Para o homem: “O universo inteiro está dividido em duas esferas contrastantes: coisas,
seres e poderes atraem ou se repelem mutuamente, incluem ou se excluem mutuamente,
dependendo do fato de gravitarem em direção a um ou outro dos pólos.”

“ O dualismo é a essência do pensamento primitivo,” principalmente no que diz respeito à


religião,” que domina a organização social primitiva.”Ele afirma isso com tanta certeza que
irá dizer que o homem é um ser naturalmente duplo – homo duplex -” e que, é por isso ,por
exemplo,”que ele possui uma direita e uma esquerda tão profundamente diferenciadas.”

“Como pode o corpo do homem, o microcosmo, ou seja uma manifestação minúscula do


cosmos , escapar da lei da polaridade que governa tudo? A sociedade e todo o universo
têm uma lado que é sagrado, nobre e precioso e outro que é profano e comum”

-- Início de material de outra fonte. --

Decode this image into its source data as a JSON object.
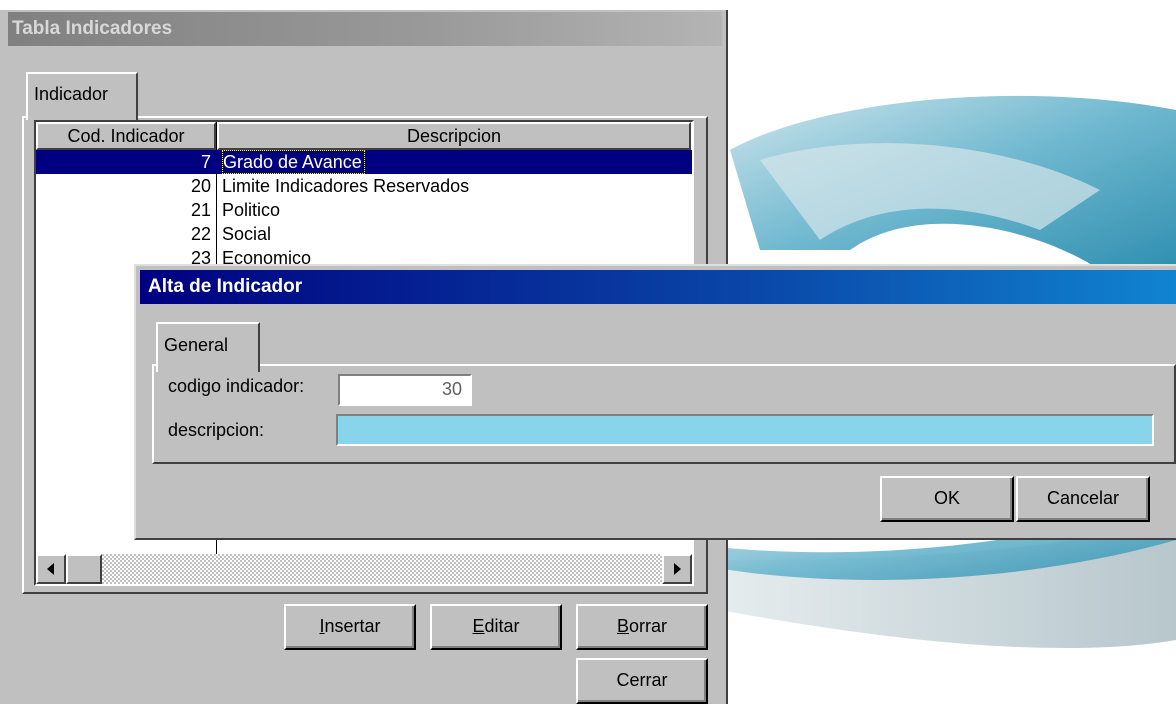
{
  "back_window": {
    "title": "Tabla Indicadores",
    "tab_label": "Indicador",
    "table": {
      "columns": [
        "Cod. Indicador",
        "Descripcion"
      ],
      "rows": [
        {
          "code": "7",
          "desc": "Grado de Avance"
        },
        {
          "code": "20",
          "desc": "Limite Indicadores Reservados"
        },
        {
          "code": "21",
          "desc": "Politico"
        },
        {
          "code": "22",
          "desc": "Social"
        },
        {
          "code": "23",
          "desc": "Economico"
        }
      ]
    },
    "buttons": {
      "insertar": {
        "mnemonic": "I",
        "rest": "nsertar"
      },
      "editar": {
        "mnemonic": "E",
        "rest": "ditar"
      },
      "borrar": {
        "mnemonic": "B",
        "rest": "orrar"
      },
      "cerrar": "Cerrar"
    }
  },
  "dialog": {
    "title": "Alta de Indicador",
    "tab_label": "General",
    "fields": {
      "code_label": "codigo indicador:",
      "code_value": "30",
      "desc_label": "descripcion:",
      "desc_value": ""
    },
    "buttons": {
      "ok": "OK",
      "cancel": "Cancelar"
    }
  },
  "colors": {
    "selection": "#000080",
    "active_title": "#000080",
    "description_field": "#87d4eb",
    "window_face": "#c0c0c0"
  }
}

Mesmo com a complexificação das antigas estruturas hierárquicas, as estruturas sociais


ainda se orientam sobre esta oposição. As castas da Índia por exemplo se dividem sobre o
parâmetro de qual está mais próxima de cada um dos pólos, sendo a base dominada
mundana e o topo dominante sacralizado.

“A mão direita é o símbolo e o modelo de toda aristocracia, a mão esquerda de todas as


pessoas comuns.”

Desta forma, passamos a enxergar fenômenos sociais hodiernos, como a intensa


polarização política e ideológica, como algo que não tem origem senão na própria natureza
da experiência humana que é a priori, dupla, marcada pelo contraste entre o sagrado e o
profano, a ordem eo caos, o ser e o não ser. Isso pode nos ajudar a entender outros
fenômenos menos claramente relacionados, mas não por isso menos influenciados, com
essa dualidade. A ideia de Bem-comum, por exemplo, só pode existir enquanto pessoas
que estão em discordância chegam a um ponto de igualdade. Ora, isso vai de encontro com
este aspecto dualista de nossa própria natureza, que busca manter os pólos bem distintos
um do outro. Portanto, como e de onde surge esta busca pelo Bem-comum ? Isso poderia
demonstrar que o humano é capaz de transcender a sua própria realidade por meio da vida
em comunidade, em que se manifestam fenômenos de ordem não propriamente definidos,
como diz Elias, mas que se configuram de acordo às circunstâncias em que surgem? Este é
um trabalho para a Antropologia em conjunto com a Sociologia, de descobrir como o
homem constrói a realidade social de acordo com a sua natureza ao mesmo tempo que
esta é transformada pela vivência em comunidade, quase que numa espécie de ciclo.